(Reuters) - CIT Group Inc (>> CIT Group Inc.) said Chief Executive Officer John Thain, who was appointed to turn around the commercial lender after its bankruptcy, will retire in March and be replaced by veteran banking executive Ellen Alemany.

Thain, who headed Merrill Lynch before it was sold to Bank of America Corp (>> Bank of America Corp) at the height of the financial crisis, told Reuters his work at CIT is done after a series of asset sales, purchases, and shifts in the way the company funds itself.

"CIT had many things that were broken and needed to be fixed," Thain, 60, said in a telephone interview.

"What's left will be primarily a U.S.-based commercial bank, and that's what Ellen's expertise is," he said.
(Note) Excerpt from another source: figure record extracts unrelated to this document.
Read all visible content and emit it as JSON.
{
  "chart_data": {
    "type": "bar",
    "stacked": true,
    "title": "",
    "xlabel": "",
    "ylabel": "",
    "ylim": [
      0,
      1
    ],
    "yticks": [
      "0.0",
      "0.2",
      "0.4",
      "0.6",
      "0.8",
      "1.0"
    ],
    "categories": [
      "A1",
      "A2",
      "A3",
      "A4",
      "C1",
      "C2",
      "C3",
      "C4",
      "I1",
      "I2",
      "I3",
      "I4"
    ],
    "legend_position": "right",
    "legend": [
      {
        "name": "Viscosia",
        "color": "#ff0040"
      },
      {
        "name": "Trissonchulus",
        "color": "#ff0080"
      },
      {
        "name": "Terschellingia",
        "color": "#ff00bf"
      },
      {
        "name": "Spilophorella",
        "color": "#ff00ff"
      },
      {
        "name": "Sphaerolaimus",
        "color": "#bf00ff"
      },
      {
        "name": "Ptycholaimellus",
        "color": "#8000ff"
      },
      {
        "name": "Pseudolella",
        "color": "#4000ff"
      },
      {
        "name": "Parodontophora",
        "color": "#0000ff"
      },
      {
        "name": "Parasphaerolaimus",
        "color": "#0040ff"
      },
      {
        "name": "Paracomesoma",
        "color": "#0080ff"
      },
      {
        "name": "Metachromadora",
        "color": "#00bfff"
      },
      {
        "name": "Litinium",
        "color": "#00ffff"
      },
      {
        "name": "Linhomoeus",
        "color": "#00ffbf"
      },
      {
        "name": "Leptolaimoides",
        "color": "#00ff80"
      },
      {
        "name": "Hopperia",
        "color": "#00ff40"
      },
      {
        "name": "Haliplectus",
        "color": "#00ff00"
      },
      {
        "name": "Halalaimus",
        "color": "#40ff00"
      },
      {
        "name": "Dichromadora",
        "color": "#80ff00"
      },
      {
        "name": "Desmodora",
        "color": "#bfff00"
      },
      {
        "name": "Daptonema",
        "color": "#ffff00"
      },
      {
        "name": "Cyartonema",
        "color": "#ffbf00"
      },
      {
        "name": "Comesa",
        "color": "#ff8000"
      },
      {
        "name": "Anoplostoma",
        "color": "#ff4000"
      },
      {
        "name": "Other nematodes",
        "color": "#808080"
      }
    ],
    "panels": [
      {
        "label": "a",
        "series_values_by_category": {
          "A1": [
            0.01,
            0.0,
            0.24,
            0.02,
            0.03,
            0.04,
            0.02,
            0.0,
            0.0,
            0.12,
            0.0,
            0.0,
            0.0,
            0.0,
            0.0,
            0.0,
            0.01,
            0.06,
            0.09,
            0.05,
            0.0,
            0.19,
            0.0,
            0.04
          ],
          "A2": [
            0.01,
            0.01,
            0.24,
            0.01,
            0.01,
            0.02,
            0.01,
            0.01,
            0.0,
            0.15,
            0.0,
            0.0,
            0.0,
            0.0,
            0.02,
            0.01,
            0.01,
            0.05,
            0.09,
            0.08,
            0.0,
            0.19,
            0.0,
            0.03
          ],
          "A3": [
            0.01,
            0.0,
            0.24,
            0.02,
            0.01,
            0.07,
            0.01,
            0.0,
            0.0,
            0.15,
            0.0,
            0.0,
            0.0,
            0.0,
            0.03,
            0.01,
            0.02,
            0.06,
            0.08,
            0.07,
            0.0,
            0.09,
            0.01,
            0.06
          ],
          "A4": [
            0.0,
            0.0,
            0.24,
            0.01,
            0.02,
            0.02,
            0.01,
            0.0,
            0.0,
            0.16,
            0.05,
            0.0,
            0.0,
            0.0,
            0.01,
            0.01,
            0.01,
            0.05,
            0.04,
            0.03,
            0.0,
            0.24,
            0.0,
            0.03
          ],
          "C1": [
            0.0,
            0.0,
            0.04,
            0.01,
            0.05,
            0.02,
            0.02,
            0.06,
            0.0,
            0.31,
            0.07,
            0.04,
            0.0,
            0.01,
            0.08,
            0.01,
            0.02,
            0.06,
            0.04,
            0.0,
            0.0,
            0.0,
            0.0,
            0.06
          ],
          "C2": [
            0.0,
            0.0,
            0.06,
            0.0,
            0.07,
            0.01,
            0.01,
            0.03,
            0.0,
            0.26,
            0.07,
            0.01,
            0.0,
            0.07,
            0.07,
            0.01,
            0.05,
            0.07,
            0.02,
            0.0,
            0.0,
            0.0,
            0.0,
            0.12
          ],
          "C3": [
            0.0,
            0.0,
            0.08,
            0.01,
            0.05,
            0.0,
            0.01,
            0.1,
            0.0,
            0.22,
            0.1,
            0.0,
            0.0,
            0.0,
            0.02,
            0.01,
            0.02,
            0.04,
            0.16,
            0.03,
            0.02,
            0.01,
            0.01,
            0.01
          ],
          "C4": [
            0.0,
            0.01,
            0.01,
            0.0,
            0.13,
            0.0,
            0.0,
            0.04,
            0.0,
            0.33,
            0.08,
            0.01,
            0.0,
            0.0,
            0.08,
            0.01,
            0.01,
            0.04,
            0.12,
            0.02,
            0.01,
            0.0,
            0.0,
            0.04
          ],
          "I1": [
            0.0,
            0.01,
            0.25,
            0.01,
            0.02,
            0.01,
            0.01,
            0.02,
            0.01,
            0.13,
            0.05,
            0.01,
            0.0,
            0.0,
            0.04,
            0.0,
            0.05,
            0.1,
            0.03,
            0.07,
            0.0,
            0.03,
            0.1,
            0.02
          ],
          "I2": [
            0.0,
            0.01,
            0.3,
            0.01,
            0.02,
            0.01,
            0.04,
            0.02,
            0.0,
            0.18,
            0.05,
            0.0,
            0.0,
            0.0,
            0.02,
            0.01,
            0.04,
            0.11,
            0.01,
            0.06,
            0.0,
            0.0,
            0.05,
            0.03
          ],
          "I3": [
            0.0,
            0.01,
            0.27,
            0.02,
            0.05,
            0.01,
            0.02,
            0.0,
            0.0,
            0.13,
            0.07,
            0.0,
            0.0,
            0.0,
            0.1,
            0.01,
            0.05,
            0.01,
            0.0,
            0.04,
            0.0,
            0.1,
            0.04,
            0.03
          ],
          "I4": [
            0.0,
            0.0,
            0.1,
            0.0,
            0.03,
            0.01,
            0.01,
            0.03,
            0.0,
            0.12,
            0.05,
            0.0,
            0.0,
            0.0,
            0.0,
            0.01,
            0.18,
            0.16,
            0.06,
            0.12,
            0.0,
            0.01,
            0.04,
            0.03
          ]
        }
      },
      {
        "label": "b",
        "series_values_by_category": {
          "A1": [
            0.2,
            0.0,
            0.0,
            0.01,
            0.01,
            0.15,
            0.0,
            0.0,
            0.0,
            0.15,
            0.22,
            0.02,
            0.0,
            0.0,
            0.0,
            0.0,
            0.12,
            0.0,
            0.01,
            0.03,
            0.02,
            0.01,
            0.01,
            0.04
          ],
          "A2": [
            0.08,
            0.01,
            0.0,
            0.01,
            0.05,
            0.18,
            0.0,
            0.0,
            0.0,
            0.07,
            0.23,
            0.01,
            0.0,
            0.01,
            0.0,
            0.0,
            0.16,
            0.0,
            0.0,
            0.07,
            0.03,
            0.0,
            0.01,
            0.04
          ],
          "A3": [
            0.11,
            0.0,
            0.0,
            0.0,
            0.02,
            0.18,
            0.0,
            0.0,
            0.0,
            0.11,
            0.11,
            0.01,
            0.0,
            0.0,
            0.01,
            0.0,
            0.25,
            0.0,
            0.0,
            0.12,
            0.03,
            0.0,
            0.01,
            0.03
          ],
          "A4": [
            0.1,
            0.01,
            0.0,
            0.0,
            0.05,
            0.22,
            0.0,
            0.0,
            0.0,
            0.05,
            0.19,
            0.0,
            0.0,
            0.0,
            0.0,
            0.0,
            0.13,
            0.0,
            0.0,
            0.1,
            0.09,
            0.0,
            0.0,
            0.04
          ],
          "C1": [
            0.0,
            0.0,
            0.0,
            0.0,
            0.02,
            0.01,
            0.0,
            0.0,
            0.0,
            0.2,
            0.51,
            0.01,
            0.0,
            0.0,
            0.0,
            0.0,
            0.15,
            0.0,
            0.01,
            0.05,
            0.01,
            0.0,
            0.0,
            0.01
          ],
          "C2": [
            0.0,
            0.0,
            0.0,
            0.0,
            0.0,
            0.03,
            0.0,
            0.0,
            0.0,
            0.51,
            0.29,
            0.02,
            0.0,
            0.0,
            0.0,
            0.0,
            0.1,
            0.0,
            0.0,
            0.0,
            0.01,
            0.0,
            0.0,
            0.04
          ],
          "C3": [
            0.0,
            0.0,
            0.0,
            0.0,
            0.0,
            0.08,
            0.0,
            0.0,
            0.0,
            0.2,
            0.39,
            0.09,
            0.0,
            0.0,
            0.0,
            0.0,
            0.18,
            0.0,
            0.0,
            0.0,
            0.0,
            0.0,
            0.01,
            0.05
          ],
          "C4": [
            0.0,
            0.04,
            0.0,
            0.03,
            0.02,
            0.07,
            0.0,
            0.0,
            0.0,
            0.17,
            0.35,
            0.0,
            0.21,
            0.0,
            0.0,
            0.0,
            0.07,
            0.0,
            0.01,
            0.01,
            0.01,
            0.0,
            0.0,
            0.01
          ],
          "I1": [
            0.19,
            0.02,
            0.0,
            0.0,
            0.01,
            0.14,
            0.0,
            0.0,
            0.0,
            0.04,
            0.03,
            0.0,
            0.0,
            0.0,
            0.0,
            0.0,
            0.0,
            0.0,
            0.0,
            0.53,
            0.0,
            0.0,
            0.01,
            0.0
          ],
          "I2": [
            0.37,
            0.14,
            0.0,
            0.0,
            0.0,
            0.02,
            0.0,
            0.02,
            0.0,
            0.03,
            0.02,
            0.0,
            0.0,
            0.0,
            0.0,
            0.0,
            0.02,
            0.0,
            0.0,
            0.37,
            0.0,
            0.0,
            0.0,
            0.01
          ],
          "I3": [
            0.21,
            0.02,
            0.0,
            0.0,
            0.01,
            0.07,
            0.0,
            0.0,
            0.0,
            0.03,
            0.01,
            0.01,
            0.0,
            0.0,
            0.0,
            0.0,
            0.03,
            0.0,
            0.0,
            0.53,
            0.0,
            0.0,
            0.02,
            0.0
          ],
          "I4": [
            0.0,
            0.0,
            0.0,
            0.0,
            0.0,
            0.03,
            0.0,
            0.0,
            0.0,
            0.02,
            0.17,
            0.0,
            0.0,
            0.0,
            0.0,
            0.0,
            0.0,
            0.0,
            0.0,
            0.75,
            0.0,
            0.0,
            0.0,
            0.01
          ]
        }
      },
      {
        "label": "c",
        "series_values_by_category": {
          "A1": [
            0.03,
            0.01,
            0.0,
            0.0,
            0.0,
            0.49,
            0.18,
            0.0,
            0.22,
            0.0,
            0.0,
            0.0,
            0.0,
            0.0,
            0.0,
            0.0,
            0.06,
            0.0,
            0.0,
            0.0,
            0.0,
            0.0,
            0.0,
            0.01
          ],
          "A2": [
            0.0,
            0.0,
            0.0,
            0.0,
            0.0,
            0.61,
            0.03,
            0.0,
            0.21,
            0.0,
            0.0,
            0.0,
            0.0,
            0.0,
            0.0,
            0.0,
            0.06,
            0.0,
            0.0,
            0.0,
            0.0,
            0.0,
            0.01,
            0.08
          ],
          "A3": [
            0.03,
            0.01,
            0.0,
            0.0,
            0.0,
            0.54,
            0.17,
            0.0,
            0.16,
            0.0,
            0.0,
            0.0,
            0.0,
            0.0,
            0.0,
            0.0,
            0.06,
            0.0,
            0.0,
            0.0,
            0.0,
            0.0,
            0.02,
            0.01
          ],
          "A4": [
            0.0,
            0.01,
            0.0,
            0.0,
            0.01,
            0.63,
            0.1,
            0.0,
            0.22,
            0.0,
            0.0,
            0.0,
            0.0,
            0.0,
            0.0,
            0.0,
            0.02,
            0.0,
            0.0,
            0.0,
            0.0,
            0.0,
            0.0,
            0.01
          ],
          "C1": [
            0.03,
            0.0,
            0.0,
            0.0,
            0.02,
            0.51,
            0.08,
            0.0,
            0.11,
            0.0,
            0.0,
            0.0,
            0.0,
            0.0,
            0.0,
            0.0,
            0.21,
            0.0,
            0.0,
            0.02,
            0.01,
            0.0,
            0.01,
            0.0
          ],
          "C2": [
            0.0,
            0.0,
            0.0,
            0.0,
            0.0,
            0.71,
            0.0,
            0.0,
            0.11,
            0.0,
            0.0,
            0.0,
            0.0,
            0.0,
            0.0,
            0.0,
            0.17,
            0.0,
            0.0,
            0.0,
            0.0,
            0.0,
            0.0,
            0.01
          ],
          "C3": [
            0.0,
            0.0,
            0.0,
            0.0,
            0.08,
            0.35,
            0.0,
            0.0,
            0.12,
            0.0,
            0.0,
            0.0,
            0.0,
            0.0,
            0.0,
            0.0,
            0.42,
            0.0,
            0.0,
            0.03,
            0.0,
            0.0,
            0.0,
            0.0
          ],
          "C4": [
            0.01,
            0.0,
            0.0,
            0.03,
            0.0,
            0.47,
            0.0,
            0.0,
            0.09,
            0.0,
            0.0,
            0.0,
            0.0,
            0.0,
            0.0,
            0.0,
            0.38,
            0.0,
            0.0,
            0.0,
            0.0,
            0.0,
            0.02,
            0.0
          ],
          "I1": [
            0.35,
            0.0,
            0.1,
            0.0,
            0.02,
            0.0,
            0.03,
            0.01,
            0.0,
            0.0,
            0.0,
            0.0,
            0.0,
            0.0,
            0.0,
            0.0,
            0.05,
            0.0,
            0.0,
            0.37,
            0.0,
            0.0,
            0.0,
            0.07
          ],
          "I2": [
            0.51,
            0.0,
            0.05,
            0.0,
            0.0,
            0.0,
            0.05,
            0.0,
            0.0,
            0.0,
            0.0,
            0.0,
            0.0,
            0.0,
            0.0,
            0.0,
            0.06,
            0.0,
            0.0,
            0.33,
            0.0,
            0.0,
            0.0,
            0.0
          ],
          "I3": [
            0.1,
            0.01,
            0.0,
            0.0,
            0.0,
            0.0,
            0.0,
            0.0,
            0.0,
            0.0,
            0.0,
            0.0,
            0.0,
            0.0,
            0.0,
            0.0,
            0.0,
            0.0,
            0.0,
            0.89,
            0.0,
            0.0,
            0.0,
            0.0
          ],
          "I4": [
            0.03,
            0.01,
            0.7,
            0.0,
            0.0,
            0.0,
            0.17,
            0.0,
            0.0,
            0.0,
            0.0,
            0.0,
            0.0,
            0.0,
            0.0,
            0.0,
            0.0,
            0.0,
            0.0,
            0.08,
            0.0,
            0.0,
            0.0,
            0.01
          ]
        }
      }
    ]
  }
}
CIT filed for bankruptcy in late 2009 after losing access to funding in the bond markets during the financial crisis. Since Thain took the reins in February 2010, he has focused on reducing the company's reliance on bond market funding, wiping out more than $30 billion of high-cost debt, and increasing CIT's use of deposit funding.

In August 2015, CIT closed on its purchase of OneWest Bank, which brought the company more deposit funding.

CIT said on Wednesday it would explore strategic alternatives for its $10 billion commercial air unit and sell its Canadian and Chinese businesses to help with its focus on U.S. commercial banking.

Alemany, who will also be appointed vice chairman in November and is a former CEO of Royal Bank of Scotland Group Plc's (>> Royal Bank of Scotland Group plc) Americas unit, has been a director at CIT since 2014.

"The potential sale of the aircraft leasing business and the China and Canada units would make CIT look more like a traditional U.S. bank holding company," Drexel Hamilton analyst David Hilder said.

CIT said Thain, who once served as Goldman Sachs Group Inc's (>> Goldman Sachs Group Inc) chief operating officer, would retire as CEO on March 31 but stay on as chairman.

"I plan to go play on the beach in Los Angeles with my two-year-old grand daughter," Thain said.

Carol Hayles, currently the lender's corporate controller, will become chief financial officer in November, the company said.

Thain, who began his banking career in 1979, formerly headed the New York Stock Exchange as it recovered from the Richard Grasso pay scandal and engineered a series of mergers that shaped it into NYSE Euronext by 2007.

CIT shares closed down 0.7 percent at $39.88 on Wednesday. They were little changed after the bell.